My family was not a military family by and large. Many other families in our community gave military service over many years, and gave lives in wartime too as their form of sacrifice for the public good. These sacrifices were the most painful and honoured instances of a broader tradition of serving the community. Some did it through statute labour on country roads. Some did it through their lodges and clubs and church benevolent activities (my father, for instance, was clerk of session in our church.) My family did it through elected office too. My great uncle Farquar Oliver was an M.P.P. and leader of the Ontario Liberal Party. But come Friday evenings, he took the train home to his farm and family, left the trappings of office behind, and became plain farmer and neighbour Farquar again for two days.

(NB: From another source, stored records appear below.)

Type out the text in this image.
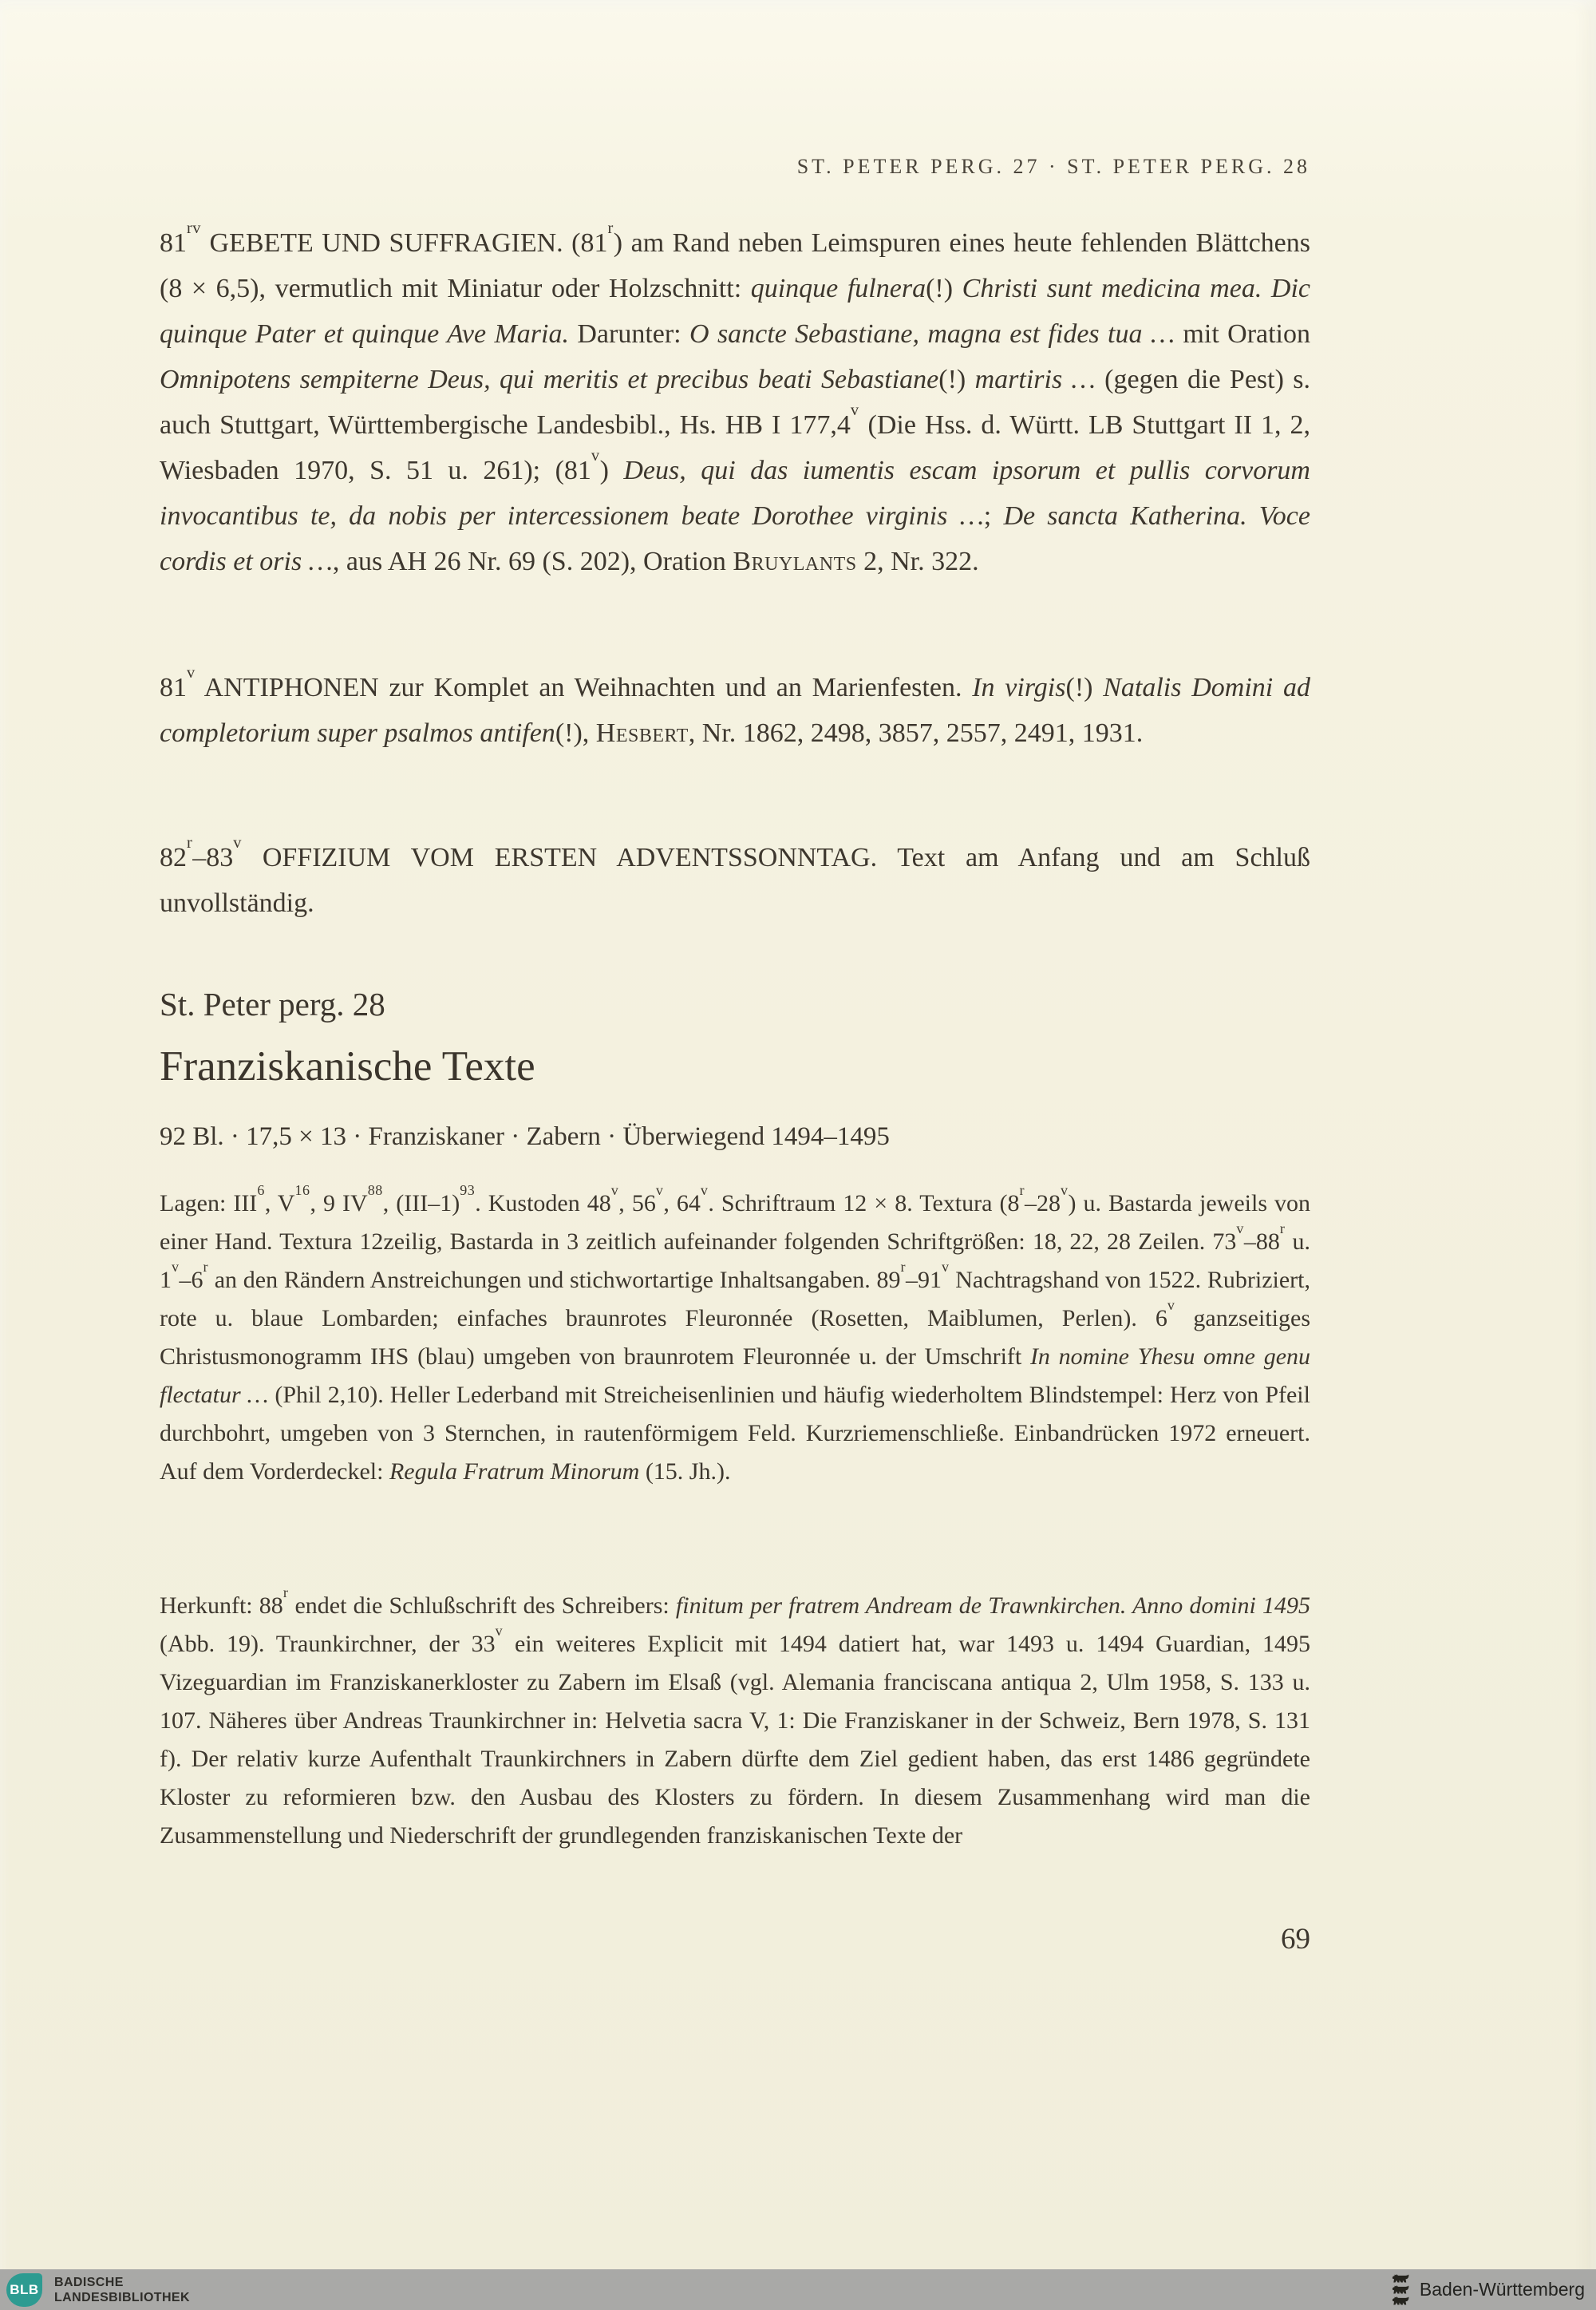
ST. PETER PERG. 27 · ST. PETER PERG. 28

$81^{rv}$ GEBETE UND SUFFRAGIEN. (81$^r$) am Rand neben Leimspuren eines heute fehlenden Blättchens (8 × 6,5), vermutlich mit Miniatur oder Holzschnitt: quinque fulnera(!) Christi sunt medicina mea. Dic quinque Pater et quinque Ave Maria. Darunter: O sancte Sebastiane, magna est fides tua … mit Oration Omnipotens sempiterne Deus, qui meritis et precibus beati Sebastiane(!) martiris … (gegen die Pest) s. auch Stuttgart, Württembergische Landesbibl., Hs. HB I 177,4$^v$ (Die Hss. d. Württ. LB Stuttgart II 1, 2, Wiesbaden 1970, S. 51 u. 261); (81$^v$) Deus, qui das iumentis escam ipsorum et pullis corvorum invocantibus te, da nobis per intercessionem beate Dorothee virginis …; De sancta Katherina. Voce cordis et oris …, aus AH 26 Nr. 69 (S. 202), Oration Bruylants 2, Nr. 322.

81$^v$ ANTIPHONEN zur Komplet an Weihnachten und an Marienfesten. In virgis(!) Natalis Domini ad completorium super psalmos antifen(!), Hesbert, Nr. 1862, 2498, 3857, 2557, 2491, 1931.

82$^r$–83$^v$ OFFIZIUM VOM ERSTEN ADVENTSSONNTAG. Text am Anfang und am Schluß unvollständig.

St. Peter perg. 28
Franziskanische Texte
92 Bl. · 17,5 × 13 · Franziskaner · Zabern · Überwiegend 1494–1495

Lagen: III$^6$, $V^{16}$, 9 IV$^{88}$, $(III-1)^{93}$. Kustoden 48$^v$, 56$^v$, 64$^v$. Schriftraum 12 × 8. Textura (8$^r$–28$^v$) u. Bastarda jeweils von einer Hand. Textura 12zeilig, Bastarda in 3 zeitlich aufeinander folgenden Schriftgrößen: 18, 22, 28 Zeilen. 73$^v$–88$^r$ u. 1$^v$–6$^r$ an den Rändern Anstreichungen und stichwortartige Inhaltsangaben. 89$^r$–91$^v$ Nachtragshand von 1522. Rubriziert, rote u. blaue Lombarden; einfaches braunrotes Fleuronnée (Rosetten, Maiblumen, Perlen). 6$^v$ ganzseitiges Christusmonogramm IHS (blau) umgeben von braunrotem Fleuronnée u. der Umschrift In nomine Yhesu omne genu flectatur … (Phil 2,10). Heller Lederband mit Streicheisenlinien und häufig wiederholtem Blindstempel: Herz von Pfeil durchbohrt, umgeben von 3 Sternchen, in rautenförmigem Feld. Kurzriemenschließe. Einbandrücken 1972 erneuert. Auf dem Vorderdeckel: Regula Fratrum Minorum (15. Jh.).

Herkunft: 88$^r$ endet die Schlußschrift des Schreibers: finitum per fratrem Andream de Trawnkirchen. Anno domini 1495 (Abb. 19). Traunkirchner, der 33$^v$ ein weiteres Explicit mit 1494 datiert hat, war 1493 u. 1494 Guardian, 1495 Vizeguardian im Franziskanerkloster zu Zabern im Elsaß (vgl. Alemania franciscana antiqua 2, Ulm 1958, S. 133 u. 107. Näheres über Andreas Traunkirchner in: Helvetia sacra V, 1: Die Franziskaner in der Schweiz, Bern 1978, S. 131 f). Der relativ kurze Aufenthalt Traunkirchners in Zabern dürfte dem Ziel gedient haben, das erst 1486 gegründete Kloster zu reformieren bzw. den Ausbau des Klosters zu fördern. In diesem Zusammenhang wird man die Zusammenstellung und Niederschrift der grundlegenden franziskanischen Texte der

69
BLB BADISCHE
LANDESBIBLIOTHEK	Baden-Württemberg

Our community has never tolerated folks who take on airs of superiority.

 

In my family, those who came before us were valued as much as our current kin. Uncle Willie was no stranger to me. But this closeness to earlier generations wasn’t unique to my family. It was part of the web of remembrance and affection that was the hallmark of families in South Grey. I’m proud to say that the sense of quiet mutual help and respect within the community is something so many people strive for today in Southgate and its sister communities in South Grey. As Southgate’s Mayor I see acts of kindness, respect and public service every day. In today’s unexpectedly challenging times, these are civic qualities that will see us safely through.


It is who we are. It is who I hope we will always be.